Elizabeth Ann Bayley was born to an eminent physician, Richard Bayley, who served as the first health officer of New York City. Her mother, Catherine, was an Episcopal minister’s daughter who died before Elizabeth’s third birthday, leaving three daughters. Her father remarried and had four additional children. At age 19, Elizabeth married a wealthy shipping magnate, William Magee Seton, with whom she had five children in quick succession. Seton’s health deteriorated after his financial holdings collapsed and he died of tuberculosis in Italy shortly before the couple’s 10th anniversary. Elizabeth’s eldest daughter followed her father to the grave nine years later.
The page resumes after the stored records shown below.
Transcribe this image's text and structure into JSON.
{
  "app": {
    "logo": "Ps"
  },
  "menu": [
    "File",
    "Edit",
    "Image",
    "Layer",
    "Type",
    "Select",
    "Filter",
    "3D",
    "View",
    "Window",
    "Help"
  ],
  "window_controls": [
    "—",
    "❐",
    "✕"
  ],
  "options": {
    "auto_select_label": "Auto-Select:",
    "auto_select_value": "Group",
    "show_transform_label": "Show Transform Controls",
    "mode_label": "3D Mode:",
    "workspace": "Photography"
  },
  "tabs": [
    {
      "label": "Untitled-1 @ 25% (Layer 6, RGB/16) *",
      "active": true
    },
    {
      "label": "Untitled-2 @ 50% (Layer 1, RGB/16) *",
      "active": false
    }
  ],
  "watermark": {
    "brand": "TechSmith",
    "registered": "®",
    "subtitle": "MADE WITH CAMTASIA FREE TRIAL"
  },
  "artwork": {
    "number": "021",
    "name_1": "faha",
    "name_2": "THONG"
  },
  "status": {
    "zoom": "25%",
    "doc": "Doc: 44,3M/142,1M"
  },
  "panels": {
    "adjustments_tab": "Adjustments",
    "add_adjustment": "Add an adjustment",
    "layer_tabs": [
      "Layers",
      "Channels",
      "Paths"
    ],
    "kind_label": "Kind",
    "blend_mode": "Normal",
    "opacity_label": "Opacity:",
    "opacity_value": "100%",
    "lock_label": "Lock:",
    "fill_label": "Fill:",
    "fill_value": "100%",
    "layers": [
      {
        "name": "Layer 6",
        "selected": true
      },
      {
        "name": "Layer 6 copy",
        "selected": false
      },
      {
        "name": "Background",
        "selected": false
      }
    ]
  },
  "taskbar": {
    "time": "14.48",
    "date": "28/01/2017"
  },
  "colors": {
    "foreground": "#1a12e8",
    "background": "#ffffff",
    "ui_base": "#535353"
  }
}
Following these traumas, Elizabeth, who was raised an Episcopalian, received her first Holy Communion and became a Roman Catholic on March 25, 1805. Seton taught in order to support her family and believed in free education for all children, male and female. In pursuit of this goal, she founded the nation’s first Catholic school in Baltimore, which had been the capital of the Catholic colony of Maryland. The school, St. Joseph’s Academy and Free School, would eventually become part of Mount Saint Mary’s University.
In 1809, Seton took vows of poverty, chastity and obedience, along with the moniker “Mother Seton.” She then founded the Sisters of Charity of St. Joseph, also in Maryland. Her efforts to establish Catholic institutions in the new United States, protected by the Bill of Rights’ guarantee of freedom of religion, saw her beatified in 1963, and canonized in 1975. Seton Hall University in New Jersey was named in her honor.